Greetings:
I'm experimenting with using RTextTools to classify forum posts to an developer discussion forum.
My training set has about 1100 entries for a total of about 900kb of data in the source csv file.
When I try to run certain algorithms (BAGGING, NNET, SLDA, and TREE), train_models() fails with "Error: cannot allocate vector of size 320.0 Mb"
I am running the latest version of RTextTools using R version 2.15.2 on Ubuntu Linux 12.04 ("Precise"), on a 32 bit Intel machine with 4GB of RAM.
A bit of Googling turned up some suggestions, mostly of two kinds:
- Get a 64bit machine with more RAM.
- Break the problem into smaller pieces.
I'm looking for a bigger platform, but in the meantime I would welcome any suggestions for other approaches.
Following are the steps I performed (the
gc() invocations were an attempt to free memory):
library(RTextTools)
set.seed(95616)
data <- read.csv("even-coded.csv", sep="|", header=TRUE, quote="")
gc()
# The 'seq' column is just a record number; the text to be coded is in the 'body' column.

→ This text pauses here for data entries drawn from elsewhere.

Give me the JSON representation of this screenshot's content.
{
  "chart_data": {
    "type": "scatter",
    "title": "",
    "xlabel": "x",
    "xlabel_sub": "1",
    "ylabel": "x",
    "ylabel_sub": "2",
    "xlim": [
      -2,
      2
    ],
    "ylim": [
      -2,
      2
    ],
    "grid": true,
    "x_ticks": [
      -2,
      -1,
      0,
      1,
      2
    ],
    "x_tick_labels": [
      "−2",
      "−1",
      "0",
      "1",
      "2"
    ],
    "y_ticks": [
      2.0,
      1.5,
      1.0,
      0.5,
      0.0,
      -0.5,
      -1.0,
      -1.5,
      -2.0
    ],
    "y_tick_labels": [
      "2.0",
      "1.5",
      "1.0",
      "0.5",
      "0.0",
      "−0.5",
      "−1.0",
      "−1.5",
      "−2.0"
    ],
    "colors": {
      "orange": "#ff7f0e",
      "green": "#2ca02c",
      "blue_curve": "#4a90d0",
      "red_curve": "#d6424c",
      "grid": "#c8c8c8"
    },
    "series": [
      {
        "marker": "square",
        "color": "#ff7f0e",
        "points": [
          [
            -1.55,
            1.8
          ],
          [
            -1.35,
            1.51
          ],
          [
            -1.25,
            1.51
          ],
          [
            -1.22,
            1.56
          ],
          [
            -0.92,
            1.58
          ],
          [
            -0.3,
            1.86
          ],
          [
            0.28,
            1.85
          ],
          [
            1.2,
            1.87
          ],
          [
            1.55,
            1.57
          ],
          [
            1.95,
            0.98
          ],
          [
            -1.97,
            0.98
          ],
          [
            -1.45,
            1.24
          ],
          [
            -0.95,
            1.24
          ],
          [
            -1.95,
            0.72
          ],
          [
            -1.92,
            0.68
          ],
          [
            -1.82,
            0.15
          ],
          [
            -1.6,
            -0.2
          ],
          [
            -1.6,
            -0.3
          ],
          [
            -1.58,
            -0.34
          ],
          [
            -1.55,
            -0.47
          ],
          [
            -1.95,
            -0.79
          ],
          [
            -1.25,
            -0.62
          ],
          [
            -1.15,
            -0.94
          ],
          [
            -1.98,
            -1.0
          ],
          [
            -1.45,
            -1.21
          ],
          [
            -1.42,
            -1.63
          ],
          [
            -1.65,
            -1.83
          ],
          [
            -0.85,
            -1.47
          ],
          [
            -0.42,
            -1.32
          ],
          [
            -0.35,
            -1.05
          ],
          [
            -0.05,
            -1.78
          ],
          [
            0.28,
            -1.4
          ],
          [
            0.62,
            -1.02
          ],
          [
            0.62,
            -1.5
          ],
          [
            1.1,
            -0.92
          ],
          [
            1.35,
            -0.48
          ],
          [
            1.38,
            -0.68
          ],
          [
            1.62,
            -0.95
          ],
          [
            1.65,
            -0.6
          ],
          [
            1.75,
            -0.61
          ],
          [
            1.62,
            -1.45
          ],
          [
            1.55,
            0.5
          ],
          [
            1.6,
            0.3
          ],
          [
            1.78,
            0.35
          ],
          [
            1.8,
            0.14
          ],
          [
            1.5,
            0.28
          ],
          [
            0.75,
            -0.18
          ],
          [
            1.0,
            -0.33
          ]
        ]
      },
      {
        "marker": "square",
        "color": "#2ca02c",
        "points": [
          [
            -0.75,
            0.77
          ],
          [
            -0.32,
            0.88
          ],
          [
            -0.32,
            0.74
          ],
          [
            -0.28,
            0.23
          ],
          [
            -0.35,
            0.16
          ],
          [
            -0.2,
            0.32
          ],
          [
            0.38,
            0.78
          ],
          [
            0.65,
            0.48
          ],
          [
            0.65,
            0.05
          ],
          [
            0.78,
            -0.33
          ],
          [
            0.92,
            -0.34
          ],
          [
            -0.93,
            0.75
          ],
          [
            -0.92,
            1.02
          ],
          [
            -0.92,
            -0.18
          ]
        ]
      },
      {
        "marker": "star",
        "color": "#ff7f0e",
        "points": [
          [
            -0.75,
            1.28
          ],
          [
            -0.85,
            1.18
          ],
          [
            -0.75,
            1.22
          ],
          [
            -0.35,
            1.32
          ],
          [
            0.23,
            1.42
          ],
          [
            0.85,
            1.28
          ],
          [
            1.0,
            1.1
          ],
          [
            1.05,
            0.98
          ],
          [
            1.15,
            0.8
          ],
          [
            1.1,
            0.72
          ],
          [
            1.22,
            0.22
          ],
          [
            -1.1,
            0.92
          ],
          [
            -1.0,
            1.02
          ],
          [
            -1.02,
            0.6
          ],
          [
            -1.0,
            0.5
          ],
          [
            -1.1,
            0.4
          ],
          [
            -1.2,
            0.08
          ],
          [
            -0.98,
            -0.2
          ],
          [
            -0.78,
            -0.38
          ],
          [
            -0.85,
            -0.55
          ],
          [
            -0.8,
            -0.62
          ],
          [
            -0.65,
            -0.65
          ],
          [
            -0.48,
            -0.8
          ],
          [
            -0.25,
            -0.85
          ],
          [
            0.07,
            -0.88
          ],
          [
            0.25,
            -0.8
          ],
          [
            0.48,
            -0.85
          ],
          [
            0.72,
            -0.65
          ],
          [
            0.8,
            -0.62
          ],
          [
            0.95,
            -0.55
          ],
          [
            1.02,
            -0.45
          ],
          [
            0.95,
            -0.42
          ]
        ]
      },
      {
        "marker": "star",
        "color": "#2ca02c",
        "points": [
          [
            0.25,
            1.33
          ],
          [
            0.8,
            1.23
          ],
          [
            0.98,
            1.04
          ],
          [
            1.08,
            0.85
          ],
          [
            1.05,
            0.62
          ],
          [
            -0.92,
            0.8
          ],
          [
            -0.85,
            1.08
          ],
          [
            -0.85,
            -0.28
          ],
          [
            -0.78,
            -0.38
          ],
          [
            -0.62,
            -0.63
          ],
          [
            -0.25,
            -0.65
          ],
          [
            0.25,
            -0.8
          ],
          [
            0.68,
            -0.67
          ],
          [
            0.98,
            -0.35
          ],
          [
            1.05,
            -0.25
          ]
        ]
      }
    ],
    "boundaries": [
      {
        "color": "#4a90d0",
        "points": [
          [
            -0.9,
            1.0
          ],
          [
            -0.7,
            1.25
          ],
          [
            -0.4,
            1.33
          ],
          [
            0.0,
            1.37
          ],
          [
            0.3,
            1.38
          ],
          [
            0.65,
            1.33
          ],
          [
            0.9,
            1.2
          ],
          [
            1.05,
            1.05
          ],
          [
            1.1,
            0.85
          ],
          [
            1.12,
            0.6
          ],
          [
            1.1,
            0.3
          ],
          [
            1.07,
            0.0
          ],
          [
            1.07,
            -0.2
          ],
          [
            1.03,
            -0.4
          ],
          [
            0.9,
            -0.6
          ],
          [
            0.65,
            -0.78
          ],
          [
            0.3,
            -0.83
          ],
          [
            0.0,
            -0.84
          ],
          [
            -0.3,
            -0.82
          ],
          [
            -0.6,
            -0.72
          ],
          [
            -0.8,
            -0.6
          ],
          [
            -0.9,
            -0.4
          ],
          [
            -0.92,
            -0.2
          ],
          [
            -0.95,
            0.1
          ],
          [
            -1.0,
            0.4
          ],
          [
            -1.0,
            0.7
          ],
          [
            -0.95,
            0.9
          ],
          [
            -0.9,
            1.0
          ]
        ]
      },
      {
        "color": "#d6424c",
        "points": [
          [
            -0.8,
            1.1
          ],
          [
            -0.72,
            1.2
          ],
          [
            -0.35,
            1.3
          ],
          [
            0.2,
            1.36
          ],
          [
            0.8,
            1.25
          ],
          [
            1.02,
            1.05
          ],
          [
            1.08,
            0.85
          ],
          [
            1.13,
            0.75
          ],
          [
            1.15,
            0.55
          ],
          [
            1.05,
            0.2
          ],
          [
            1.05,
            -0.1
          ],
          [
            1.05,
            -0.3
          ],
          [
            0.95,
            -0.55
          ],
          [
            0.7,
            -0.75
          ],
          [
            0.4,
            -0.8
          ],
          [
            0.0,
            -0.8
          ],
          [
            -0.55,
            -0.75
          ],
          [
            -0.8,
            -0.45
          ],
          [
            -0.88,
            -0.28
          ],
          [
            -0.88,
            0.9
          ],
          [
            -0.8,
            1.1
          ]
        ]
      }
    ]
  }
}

matrix <- create_matrix(cbind(data["seq"], data["body"]), language="english", removeNumbers=TRUE, stemWords=FALSE, weighting=weightTfIdf)
gc()
container <- create_container(matrix, as.numeric(data$type), trainSize=1:966, testSize=967:1066, virgin=FALSE)
gc()
models <- train_models(container, c("BAGGING"))
gc()
results <- classify_models(container, models)
The process fails during train_models(...).
Thanks,
John Noll
Research Fellow
Lero - The Irish Software Engineering Research Centre
University of Limerick, Ireland